Dünya’nın her yerinde tuhaf hastalıklara, psikolojik rahatsızlıklara yakalanan bir sürü insan var. Bu hastalıkların arasında bir tanesi var ki düşmanımızın bile başına gelmesin diyeceğimiz cinsten. Adı “Öküz Sendromu”. Şimdi böyle söyleyince kadınlarımız listeyi sevgilisine mentionlamayı düşünebilirler, fakat içeriği okuduktan sonra ciddi bir hastalık olduğunu görecekler.
Ve bu hastalık ekseriyetle bir rüya gördükten sonra karşımıza çıkabiliyor. Sonrasında gün içinde ise bizi ele geçiren dürtülere dönüşüyor. Eğer ruhsal olarak zayıf bir döneminizdeyseniz bu hastalık sizin büyükbaş olarak hayatınızı devam ettirmenize sebep oluyor. Çünkü kendinizi bir öküz sanıyorsunuz.
Uzmanların araştırmalarına göre et yiyen insanlara oranla vejeteryan olanlar ya da buna eğilimi olan insanlarda daha sık rastlandığı gözlenmiş olan bu hastalıkta tek besin kaynağınız çayır, çimen ve envai çeşit ot…
Düşünsenize bir gün uyanıyorsunuz ve gece gördüğünüz bir rüyadan ötürü tüm psikolojiniz alt üst olmuş ve kendinizi bir sığır sanıyorsunuz. Bahçeye çıkıp otlamaya başlıyor ve insanların bakışlarına aldırış etmeden tatlı tatlı otunuzu yiyorsunuz. Ama birden öğleden sonra çok önemli bir toplantınız olduğunu hatırlıyorsunuz. Toplantıda -mööö’leyerek bir şeyler anlatıyorsunuz ve herkes sizin deli olduğunuzu düşünüyor.
Bu durumu daha da zorlaştırıyor. Bu hastalığa yakalanan insanların yavaş yavaş çevresindeki herkesi kaybettiği ve yalnızlaştığı gözlemlenmiş. Eee düşününce mantıklı da. Sonuçta kimse otlayan bir sevgili ya da trip atmak yerine mööö’leyen bir kız arkadaşa tahammül edemez. Eden varsa da evlenin. Evlisiniz diyelim nikah falan tazeleyin.
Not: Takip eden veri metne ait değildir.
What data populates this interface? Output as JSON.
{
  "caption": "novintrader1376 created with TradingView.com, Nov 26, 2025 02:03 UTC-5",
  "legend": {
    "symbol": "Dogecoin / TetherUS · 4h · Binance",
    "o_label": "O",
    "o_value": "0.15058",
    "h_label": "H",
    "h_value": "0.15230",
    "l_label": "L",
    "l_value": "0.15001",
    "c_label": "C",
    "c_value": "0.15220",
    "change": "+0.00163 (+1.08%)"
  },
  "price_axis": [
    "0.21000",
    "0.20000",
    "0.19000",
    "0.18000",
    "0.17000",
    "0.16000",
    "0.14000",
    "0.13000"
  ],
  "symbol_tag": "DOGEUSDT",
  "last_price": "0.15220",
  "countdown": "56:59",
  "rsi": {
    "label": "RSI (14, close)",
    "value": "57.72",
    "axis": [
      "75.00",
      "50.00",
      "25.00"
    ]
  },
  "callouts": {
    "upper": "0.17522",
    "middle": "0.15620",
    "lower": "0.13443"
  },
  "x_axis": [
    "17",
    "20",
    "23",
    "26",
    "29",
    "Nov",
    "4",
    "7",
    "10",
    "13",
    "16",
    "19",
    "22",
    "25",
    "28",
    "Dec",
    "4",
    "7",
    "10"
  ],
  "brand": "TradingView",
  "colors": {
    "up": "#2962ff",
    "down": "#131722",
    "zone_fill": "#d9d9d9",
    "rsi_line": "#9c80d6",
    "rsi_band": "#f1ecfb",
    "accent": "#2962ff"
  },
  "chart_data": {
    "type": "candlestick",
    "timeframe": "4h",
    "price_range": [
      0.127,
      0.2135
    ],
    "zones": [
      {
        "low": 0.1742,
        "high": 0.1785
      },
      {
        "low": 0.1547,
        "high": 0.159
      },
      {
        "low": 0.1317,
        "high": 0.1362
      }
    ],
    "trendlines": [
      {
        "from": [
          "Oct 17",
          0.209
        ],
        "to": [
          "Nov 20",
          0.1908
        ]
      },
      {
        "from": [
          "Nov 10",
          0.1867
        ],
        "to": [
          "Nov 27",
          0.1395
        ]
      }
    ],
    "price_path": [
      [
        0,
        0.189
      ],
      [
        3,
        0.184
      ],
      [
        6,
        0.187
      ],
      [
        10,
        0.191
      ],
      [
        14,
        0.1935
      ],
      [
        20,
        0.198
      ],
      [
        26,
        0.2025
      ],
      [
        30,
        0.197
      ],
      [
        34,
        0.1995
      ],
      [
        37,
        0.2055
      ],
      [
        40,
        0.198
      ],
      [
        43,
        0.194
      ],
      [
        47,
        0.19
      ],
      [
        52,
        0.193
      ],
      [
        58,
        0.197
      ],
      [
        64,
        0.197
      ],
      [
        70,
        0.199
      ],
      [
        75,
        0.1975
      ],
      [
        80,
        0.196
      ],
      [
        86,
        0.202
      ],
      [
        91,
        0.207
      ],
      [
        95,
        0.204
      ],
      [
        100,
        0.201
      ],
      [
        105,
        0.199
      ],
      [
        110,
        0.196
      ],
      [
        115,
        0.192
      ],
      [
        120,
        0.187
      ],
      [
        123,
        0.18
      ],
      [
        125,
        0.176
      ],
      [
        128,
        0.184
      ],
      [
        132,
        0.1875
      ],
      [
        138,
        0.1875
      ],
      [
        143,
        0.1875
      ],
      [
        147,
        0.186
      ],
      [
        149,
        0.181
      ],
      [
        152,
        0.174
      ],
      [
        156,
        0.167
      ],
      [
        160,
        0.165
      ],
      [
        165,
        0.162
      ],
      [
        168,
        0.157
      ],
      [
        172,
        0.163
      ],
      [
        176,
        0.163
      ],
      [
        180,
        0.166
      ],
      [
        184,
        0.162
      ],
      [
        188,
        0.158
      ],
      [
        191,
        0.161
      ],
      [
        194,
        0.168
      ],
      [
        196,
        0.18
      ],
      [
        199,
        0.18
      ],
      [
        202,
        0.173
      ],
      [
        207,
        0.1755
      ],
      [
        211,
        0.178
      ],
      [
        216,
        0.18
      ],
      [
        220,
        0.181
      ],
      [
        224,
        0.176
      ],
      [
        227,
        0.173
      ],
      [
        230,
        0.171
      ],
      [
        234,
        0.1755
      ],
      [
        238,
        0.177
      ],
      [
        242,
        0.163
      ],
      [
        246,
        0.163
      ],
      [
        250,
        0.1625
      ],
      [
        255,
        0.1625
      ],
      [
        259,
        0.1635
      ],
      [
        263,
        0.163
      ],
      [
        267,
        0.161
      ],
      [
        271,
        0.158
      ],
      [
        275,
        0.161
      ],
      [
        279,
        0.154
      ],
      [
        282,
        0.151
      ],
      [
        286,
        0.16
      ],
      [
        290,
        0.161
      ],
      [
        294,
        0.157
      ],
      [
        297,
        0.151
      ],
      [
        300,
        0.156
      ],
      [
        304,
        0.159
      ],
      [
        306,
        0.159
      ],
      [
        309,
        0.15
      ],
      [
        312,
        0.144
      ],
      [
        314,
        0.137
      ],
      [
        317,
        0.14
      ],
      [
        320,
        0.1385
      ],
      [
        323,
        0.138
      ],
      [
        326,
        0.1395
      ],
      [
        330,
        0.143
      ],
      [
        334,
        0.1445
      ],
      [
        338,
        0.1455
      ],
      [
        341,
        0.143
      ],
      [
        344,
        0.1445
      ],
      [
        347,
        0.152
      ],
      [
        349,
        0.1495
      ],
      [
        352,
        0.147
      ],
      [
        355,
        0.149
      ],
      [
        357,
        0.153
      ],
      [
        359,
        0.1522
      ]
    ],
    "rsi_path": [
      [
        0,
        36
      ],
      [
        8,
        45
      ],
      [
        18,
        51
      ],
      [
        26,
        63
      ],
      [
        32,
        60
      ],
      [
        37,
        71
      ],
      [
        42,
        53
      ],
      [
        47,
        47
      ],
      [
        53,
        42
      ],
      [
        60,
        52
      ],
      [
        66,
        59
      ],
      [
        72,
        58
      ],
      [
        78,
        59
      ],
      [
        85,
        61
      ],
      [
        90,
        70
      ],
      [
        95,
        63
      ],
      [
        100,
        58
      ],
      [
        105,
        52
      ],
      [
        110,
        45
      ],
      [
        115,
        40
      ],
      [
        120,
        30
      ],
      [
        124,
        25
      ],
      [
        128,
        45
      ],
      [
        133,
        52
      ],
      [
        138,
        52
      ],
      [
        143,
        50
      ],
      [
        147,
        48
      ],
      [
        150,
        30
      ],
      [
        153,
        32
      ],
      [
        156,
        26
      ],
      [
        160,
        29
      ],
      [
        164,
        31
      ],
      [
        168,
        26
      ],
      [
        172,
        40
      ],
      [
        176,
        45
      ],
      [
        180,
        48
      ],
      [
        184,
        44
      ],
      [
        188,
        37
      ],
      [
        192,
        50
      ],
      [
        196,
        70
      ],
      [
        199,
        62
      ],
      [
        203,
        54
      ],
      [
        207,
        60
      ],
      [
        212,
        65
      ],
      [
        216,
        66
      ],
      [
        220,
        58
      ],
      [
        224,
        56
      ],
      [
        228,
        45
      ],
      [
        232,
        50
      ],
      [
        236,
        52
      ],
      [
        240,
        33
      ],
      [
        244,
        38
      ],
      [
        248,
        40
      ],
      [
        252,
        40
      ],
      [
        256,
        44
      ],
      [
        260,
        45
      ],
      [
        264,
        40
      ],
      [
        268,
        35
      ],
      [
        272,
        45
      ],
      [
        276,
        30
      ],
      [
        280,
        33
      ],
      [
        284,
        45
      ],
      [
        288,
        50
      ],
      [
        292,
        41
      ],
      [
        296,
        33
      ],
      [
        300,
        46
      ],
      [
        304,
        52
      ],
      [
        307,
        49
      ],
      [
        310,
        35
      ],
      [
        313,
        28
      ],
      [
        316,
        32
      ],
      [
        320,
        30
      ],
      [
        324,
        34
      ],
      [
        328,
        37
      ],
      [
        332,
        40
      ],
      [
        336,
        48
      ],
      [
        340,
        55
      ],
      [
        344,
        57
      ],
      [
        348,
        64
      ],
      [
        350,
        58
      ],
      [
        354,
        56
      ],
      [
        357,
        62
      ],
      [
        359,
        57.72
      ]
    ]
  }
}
Gerçek sevgidir o çünkü…
Bu hastalığa yakalanan insanlar kendilerini büyükbaş hayvan olarak hissettikleri için öküz gibi sesler çıkarmayı alışkanlık haline getirebiliyorlar…
Anksiyete veyahut ruhsal kaygı bozukluğu varsa siz de potansiyel bir boanthropy’siniz. Bu hastalığın, antidepresan kullanan insanların -“Ağbi bir rüya görüyorum, resmen hd kalite. Var ya film falan izlememe gerek yok. Uyuyayim yeter bana.” dediklerini duymuşsunuzdur. Ya da buna benzer cümleler kurduklarını. İşte şifremiz bu cümlelerde yatıyor, çünkü bu hastalığı tetikleyen şey rüyalarda gördüğünüz şeylerle paralel gelişiyor.